Cult Fiction.
Marialba Russo
Editrice Quinlan
Testi di Fofi Guffedro.
Testo Italiano e Inglese.
San Severino Marche, 2018; br., pp. 88, 126 ill. b/n e col., cm 22x28.
ISBN: 88-99390-16-9 - EAN13: 9788899390167
Soggetto: Arti Grafiche (Disegno, Incisione, Miniatura),Cinema,Collezioni,Fotografia
Testo in:
Peso: 0.43 kg
Sì, è vero, e Pasolini ne fu pienamente cosciente, il Decameron, come si disse allora in certi ambienti, "sdoganò il cazzo" e la simulazione dell'atto sessuale sullo schermo. Il passaggio verso il porno fu però aperto da quel film e dalla serie dei finti Boccaccio cui diede vita; il salto nel porno vero e proprio non tardò ad arrivare, e tante sale cinematografiche, prima di diventare garage o mercati, ospitarono per molti anni i film "a luci rosse". (Le luci rosse caratterizzavano i lampioni sulla porta dei bordelli, la differenza con quelle dei film è che in quelle sale si faceva raramente sesso con dei partner, ci si andava per masturbarsi - e il cinema vi figurava come esaltazione di una sua natura non secondaria, quella voyeuristica.) Su questi anni, dal punto di vista del costume si è indagato assai poco, pochi storici si sono spinti al massimo a prendere in considerazione materiali sino allora trascurati (canzonette, spettacoli televisivi), accennando molto superficialmente a una mutazione del costume e nella mentalità che fu invece radicale e che ha lasciato un gran segno, aprendo a nuove e più aberranti mutazioni quali quelle che hanno portato al dominio della tecnologia e della finta comunicazione. E alla morte del cinema, come fenomeno culturale di massa, arte popolare per eccellenza tra gli anni Venti e i Sessanta del secolo scorso, e arte per eccellenza di quel secolo insieme alla fotografia.

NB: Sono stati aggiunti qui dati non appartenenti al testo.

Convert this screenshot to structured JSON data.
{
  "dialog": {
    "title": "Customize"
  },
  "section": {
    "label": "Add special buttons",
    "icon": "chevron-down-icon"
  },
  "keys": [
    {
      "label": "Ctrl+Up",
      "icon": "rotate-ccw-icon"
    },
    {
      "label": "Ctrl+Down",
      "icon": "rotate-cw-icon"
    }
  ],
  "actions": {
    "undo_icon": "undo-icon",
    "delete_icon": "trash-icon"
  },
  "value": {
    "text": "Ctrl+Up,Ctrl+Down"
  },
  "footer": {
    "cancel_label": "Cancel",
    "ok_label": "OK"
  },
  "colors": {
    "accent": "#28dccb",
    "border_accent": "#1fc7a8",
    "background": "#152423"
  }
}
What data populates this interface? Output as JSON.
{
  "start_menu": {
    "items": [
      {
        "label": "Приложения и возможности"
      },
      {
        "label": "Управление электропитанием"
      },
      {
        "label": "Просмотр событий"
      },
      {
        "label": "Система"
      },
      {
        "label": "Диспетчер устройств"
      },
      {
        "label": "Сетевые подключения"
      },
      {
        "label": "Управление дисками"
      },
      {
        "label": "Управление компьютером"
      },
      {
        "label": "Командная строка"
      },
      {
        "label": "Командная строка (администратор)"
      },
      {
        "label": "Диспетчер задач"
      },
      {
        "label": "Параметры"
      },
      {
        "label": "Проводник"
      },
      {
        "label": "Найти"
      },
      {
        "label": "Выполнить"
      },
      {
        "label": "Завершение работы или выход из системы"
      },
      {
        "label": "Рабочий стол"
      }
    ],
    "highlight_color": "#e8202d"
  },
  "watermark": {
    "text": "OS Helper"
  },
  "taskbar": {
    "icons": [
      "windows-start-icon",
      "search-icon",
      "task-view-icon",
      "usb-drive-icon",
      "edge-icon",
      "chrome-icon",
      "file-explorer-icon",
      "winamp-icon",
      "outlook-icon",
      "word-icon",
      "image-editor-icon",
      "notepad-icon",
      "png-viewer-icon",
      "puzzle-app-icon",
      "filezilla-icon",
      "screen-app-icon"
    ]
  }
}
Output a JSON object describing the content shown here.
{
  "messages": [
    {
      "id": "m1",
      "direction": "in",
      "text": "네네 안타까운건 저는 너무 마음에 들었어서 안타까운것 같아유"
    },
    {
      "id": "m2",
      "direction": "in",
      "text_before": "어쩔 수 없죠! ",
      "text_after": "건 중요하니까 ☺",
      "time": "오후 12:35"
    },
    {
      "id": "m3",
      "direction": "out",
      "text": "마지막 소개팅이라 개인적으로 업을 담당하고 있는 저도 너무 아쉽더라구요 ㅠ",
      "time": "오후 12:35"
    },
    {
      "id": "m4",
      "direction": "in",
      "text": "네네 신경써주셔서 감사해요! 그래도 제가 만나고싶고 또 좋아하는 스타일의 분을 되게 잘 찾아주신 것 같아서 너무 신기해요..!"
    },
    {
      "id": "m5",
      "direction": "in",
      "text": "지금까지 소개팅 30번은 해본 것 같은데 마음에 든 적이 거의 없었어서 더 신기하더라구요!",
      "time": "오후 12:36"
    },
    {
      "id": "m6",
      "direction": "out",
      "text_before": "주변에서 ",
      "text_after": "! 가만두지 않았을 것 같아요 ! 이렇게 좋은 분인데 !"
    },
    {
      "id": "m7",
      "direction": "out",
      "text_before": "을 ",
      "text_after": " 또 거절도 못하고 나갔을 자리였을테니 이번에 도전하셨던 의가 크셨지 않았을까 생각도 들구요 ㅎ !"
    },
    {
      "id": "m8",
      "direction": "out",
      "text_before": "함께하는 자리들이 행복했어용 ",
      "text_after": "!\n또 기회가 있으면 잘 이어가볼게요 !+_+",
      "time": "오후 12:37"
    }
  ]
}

Franca Faldini e io che qui scrivo, tentammo tra gli anni Settanta e Ottanta, di raccontare anche quest'esplosione e rivendicazione del "basso", raccogliendo il punto di vista di chi ha girato - prodotto, diretto, interpretato - i film i cui manifesti con ostinata curiosità e spirito "collezionistico" Marialba Russo ha fotografato nel 1978. Ella ha forse inventato o perfezionato in questo modo quasi un nuovo genere nella storia della fotografia, sconfinando nell'antropologia e nella storia dell' "arte povera" (e rozza, e brutta) sollecitata dai nuovi costumi. Quelle testimonianze colgono ancora due tensioni che il materiale raccolto da Marialba Russo ci conferma, e che riguardano la storia del cinema quanto la storia della cultura popolare in un momento in cui andavano entrambe esplodendo. La prima: gli anni Settanta mostrarono l'esplosione di una vitalità ormai perversa, ma pur sempre tale, nella storia della cultura popolare. La seconda: si aprì la strada al nostro cupo presente, un presente senza utopia - sostituendo alla creatività dal basso la manipolazione, vicina alla perfezione, messa in atto dall'alto.
È bene evitare le lamentazioni sulla condizione attuale delle arti, una condizione in cui boccheggiano e trovano vita e calore solo in una marginalità che sa di ghetto e condanna e non di apertura a tempi migliori. In Italia, è ancora una volta il cinema a offrire motivi di soddisfazione, e se non di speranza, esempi di proficua resistenza, mentre la letteratura e il teatro, meno difficili da affrontare per il singolo o per dei gruppi, non vanno oltre la dimostrazione di un narcisismo condizionato e puerile. E la fotografia oscilla tra una dilatazione mostruosa e (disgustosamente) "democratica" davvero "di massa", e così di massa che più di massa non si può, e il disprezzo evidente nell'uso che ne fanno i media, e infine la museificazione delle opere di chi resiste e sa ancora vedere e, di conseguenza, immaginare. Il cinema documentato da Marialba Russo fa parte di questa storia di trasformazioni, di estrema, ultima, e anche mostruosa vitalità.